Selain itu, Bustami berjanji akan meningkatkan anggaran secara signifikan untuk mengatasi masalah ini.
Fadhil Rahmi juga bahwa komitmen mereka tidak berhenti di level provinsi. Ia menekankan pentingnya kolaborasi lintas sektor untuk menangani masalah ini dengan efektif. “Kami akan memperkuat koordinasi dengan pemerintah kabupaten, kota, hingga kementerian pusat yang menangani isu perempuan dan anak,” ungkapnya.
Fadhil juga menyebut pihaknya akan menyediakan bantuan hukum dan psikologis bagi para korban, yang siap melakukan pendekatan menyeluruh dalam menangani masalah kekerasan.

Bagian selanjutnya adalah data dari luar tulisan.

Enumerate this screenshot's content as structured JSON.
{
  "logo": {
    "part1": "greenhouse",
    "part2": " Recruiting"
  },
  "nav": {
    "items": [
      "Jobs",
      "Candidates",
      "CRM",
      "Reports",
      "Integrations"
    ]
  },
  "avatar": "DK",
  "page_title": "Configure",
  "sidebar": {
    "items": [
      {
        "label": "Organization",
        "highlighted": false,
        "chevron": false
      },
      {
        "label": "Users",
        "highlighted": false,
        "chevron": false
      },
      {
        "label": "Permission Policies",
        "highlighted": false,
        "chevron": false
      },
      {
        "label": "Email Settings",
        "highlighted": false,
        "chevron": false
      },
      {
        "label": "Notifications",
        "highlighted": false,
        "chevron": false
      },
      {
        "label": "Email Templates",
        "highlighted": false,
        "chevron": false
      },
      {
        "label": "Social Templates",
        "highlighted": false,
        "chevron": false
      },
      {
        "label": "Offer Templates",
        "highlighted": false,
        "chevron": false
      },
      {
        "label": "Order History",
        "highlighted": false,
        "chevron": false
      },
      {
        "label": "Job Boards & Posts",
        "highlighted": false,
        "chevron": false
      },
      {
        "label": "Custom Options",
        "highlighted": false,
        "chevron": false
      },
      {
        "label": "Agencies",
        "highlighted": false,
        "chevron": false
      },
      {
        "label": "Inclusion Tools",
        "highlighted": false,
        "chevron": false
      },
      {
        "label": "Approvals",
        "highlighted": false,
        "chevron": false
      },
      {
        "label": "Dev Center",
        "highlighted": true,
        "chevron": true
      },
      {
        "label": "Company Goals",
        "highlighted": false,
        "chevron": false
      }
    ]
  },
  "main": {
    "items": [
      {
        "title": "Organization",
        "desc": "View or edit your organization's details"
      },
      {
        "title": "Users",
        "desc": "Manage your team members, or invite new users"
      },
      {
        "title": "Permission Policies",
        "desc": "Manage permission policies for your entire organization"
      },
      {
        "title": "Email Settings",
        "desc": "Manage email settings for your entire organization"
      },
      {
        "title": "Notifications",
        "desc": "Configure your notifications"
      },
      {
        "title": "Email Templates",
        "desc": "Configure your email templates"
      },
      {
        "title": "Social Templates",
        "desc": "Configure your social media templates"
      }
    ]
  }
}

Sementara itu, pasangan calon nomor urut dua, Muzakir Manaf-Fadhlullah, memfokuskan visi mereka pada tindakan tegas terhadap pelaku kekerasan.
Mualem menekankan pentingnya kepastian hukum dengan menggerakkan polisi dan semua pemangku kepentingan untuk memberikan hukuman yang setimpal bagi pelaku kekerasan.
“Di Aceh, kepastian hukum harus dijunjung tinggi,” ujarnya.
Lebih lanjut Fadhlullah menambahkan selain penegakan hukum, mereka juga akan memfokuskan anggaran untuk pembinaan perempuan serta perhatian terhadap isu pernikahan dini yang sering kali mempengaruhi kesejahteraan rumah tangga.
“Kami ingin menciptakan rumah tangga yang sakinah, mawaddah, dan warahmah bagi generasi muda Aceh,” ujarnya.